Following declining oil prices in the wake of the outbreak of the Coronavirus pandemic, both the World Bank and the International Monetary Fund have warned that the global economy was headed towards another recession.

The Nigerian economy, which is 80 per cent dependent on oil, has been massively impacted, with government undertaking adjustments of the 2020 budget benchmarks.

But, if the oil market indeed recovers by the third quarter of 2021, indications are that Nigeria’s economy may be making a quicker recovery than what most economic analysts are anticipating.


In the last couple of days, crude oil price has climbed to an average of $40-$42 per barrels on the back of a massive intervention by the Organisation of Petroleum Exporting Countries (OPEC) and its allies in the non-OPEC group led by Russia.

In May, OPEC and its allies under the OPEC+ agreed to cut supply by up to 10 million barrels per day between May and June 2020 in an attempt to strengthen the price and stabilise the crude oil market.

Apparently seeing the impact of the intervention, with the price gradually rising, the group agreed last week to extend the initiative to the next phase, till the end of July 2020, and to cut about eight million barrels per day of supply between July and December 2020.

Another six million barrels per day would be cut in the final phase of the intervention between January 2021 to April 2022.


Meanwhile, the Group Managing Director of the NNPC, Mele Kyari, told Bloomberg on Tuesday that if the current situation was sustained, the oil market might attain full recovery by the third quarter of next year.

Mr Kyari said Nigeria saw the OPEC+ output cut initiative as an opportunity to wait for the rebalancing of the oil market, to halt her continued spending to produce oil for free due to supply-demand inbalance.

“We have started seeing signs that the output cut initiative is working and achieving its target objective by pulling down the supply and creating a situation that will bring up price to a level we can recover our cost and make some marginal profit to continue in our business,” he said.

With the continuous rise in crude oil price in recent days, he expressed optimism that by the end of June or latest mid-July, the discount offered to buyers to take Nigeria’s oil would no longer be necessary.
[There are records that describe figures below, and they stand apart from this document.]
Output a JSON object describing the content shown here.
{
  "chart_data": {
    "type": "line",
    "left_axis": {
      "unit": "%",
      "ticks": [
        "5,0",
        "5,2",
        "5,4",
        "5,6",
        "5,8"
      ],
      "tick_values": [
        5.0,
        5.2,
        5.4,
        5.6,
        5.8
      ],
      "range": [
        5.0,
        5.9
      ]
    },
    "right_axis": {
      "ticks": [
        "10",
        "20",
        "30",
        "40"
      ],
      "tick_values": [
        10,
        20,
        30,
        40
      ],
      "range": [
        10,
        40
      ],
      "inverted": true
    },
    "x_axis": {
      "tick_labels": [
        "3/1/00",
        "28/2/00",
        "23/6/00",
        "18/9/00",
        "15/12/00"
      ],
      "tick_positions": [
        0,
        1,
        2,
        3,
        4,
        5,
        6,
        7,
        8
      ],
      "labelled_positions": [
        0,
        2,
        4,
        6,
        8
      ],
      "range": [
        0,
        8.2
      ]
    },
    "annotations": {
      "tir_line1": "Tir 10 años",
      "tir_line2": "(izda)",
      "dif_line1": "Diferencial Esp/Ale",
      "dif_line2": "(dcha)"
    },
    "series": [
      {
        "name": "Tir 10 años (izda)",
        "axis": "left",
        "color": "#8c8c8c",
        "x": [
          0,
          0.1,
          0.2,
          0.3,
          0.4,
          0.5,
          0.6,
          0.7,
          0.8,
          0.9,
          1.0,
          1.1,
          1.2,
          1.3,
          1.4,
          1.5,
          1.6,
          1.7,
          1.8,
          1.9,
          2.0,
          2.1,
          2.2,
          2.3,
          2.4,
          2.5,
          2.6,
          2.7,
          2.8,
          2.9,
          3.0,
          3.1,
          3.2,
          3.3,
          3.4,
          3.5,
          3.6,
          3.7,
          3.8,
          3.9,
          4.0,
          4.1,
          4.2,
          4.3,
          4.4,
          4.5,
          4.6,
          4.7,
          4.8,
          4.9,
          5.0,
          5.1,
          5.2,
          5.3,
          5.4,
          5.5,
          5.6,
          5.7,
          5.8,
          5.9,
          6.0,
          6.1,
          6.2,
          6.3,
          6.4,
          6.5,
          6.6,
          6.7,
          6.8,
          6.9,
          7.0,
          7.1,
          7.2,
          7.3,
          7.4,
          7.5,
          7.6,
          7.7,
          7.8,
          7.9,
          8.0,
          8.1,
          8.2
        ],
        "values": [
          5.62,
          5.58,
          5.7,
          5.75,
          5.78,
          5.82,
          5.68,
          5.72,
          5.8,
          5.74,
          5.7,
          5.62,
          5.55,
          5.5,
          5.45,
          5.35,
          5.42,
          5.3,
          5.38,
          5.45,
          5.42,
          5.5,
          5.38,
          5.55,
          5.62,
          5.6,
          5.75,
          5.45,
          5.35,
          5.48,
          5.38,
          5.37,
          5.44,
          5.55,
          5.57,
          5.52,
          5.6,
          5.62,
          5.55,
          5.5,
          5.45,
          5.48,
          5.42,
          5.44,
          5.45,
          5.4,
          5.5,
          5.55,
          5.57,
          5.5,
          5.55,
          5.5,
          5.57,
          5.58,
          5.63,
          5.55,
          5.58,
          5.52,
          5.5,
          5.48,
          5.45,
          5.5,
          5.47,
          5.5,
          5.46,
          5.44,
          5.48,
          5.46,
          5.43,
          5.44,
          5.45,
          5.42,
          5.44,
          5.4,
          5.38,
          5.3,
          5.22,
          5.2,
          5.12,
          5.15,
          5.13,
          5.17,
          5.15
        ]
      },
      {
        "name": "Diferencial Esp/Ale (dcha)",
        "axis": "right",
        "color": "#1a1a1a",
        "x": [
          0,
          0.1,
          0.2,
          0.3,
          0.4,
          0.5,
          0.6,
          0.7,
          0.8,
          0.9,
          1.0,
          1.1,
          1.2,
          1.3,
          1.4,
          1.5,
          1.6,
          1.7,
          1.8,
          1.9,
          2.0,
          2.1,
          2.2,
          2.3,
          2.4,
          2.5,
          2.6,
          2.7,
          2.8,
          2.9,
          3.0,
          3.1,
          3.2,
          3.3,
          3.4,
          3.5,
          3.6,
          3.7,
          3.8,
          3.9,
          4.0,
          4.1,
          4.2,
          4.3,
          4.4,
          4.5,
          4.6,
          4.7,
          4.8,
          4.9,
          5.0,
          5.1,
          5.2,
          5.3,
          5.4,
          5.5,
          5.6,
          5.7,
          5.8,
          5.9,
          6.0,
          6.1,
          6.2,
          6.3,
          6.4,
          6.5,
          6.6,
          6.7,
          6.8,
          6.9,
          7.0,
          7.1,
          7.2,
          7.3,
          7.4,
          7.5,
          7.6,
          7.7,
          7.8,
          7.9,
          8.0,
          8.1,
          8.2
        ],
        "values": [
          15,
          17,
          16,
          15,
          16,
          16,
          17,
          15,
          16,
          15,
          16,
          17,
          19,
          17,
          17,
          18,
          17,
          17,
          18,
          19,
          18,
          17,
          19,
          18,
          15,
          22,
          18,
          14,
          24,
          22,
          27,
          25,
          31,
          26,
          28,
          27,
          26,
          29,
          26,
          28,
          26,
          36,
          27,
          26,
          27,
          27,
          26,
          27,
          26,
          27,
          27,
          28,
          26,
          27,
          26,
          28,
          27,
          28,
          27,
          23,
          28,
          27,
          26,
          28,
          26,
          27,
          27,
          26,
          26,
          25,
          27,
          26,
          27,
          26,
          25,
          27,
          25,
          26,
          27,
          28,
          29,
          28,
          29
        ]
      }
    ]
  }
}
Although the NNPC boss said Nigeria experienced “marginal under-compliance” initially with the OPEC output cut quota by less than 100,000 barrels per day, the country is currently at an over-compliance position in the last 10 to 15 days.
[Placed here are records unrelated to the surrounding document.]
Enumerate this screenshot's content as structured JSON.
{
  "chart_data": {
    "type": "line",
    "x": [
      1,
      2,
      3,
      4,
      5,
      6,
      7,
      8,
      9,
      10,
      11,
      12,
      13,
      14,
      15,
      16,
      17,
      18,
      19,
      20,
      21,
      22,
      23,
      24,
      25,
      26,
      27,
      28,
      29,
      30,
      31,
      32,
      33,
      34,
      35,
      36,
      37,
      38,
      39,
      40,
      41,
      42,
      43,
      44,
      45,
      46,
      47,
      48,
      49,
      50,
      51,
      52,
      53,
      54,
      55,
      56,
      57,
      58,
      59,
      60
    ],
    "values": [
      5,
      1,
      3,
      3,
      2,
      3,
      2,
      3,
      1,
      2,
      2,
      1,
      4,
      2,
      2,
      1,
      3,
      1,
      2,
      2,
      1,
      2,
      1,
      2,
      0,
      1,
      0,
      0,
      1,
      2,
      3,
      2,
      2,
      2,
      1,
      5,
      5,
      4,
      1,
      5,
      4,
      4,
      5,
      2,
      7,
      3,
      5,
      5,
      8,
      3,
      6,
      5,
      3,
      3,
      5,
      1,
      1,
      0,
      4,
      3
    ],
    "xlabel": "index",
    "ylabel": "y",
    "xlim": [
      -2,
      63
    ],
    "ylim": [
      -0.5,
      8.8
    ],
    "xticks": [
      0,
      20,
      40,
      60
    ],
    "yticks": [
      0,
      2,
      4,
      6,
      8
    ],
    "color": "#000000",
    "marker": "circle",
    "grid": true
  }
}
His projection is that by the end of June, or mid-July in the worst case scenario, Nigeria would see full compliance with the OPEC output cut quota.

To sustain the price rally in the market, Mr Kyari said the expectation was for all OPEC member-countries to continue to cooperate to bring some normalcy before the end of the year, and see a flat out price at $42-$45 per barrel at the end of the year.
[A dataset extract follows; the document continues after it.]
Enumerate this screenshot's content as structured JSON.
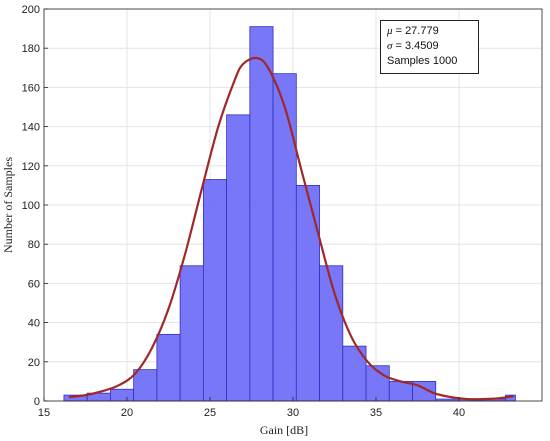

The short-term response of the market as a result of the OPEC+ intervention, he noted, has been positive, with prices recovering from below $22 per barrel in April to the current level of $40 per barrel.

If the current level of $40 per barrel for the Brent crude oil is sustained, he said, the potential was there for it to grow to an average of between $42 and $45 per barrel by the end of the year.

“I don’t think we will see any $30 per barrel in the near future if this situation is sustained. Everybody is seeing the benefit of creating the balance in the market. It is in the interest of all members to comply.

“Nigeria’s decision to comply with the OPEC output cut deal was a decision we made as a country, and not influenced by any other country’s decision on the matter,” he said.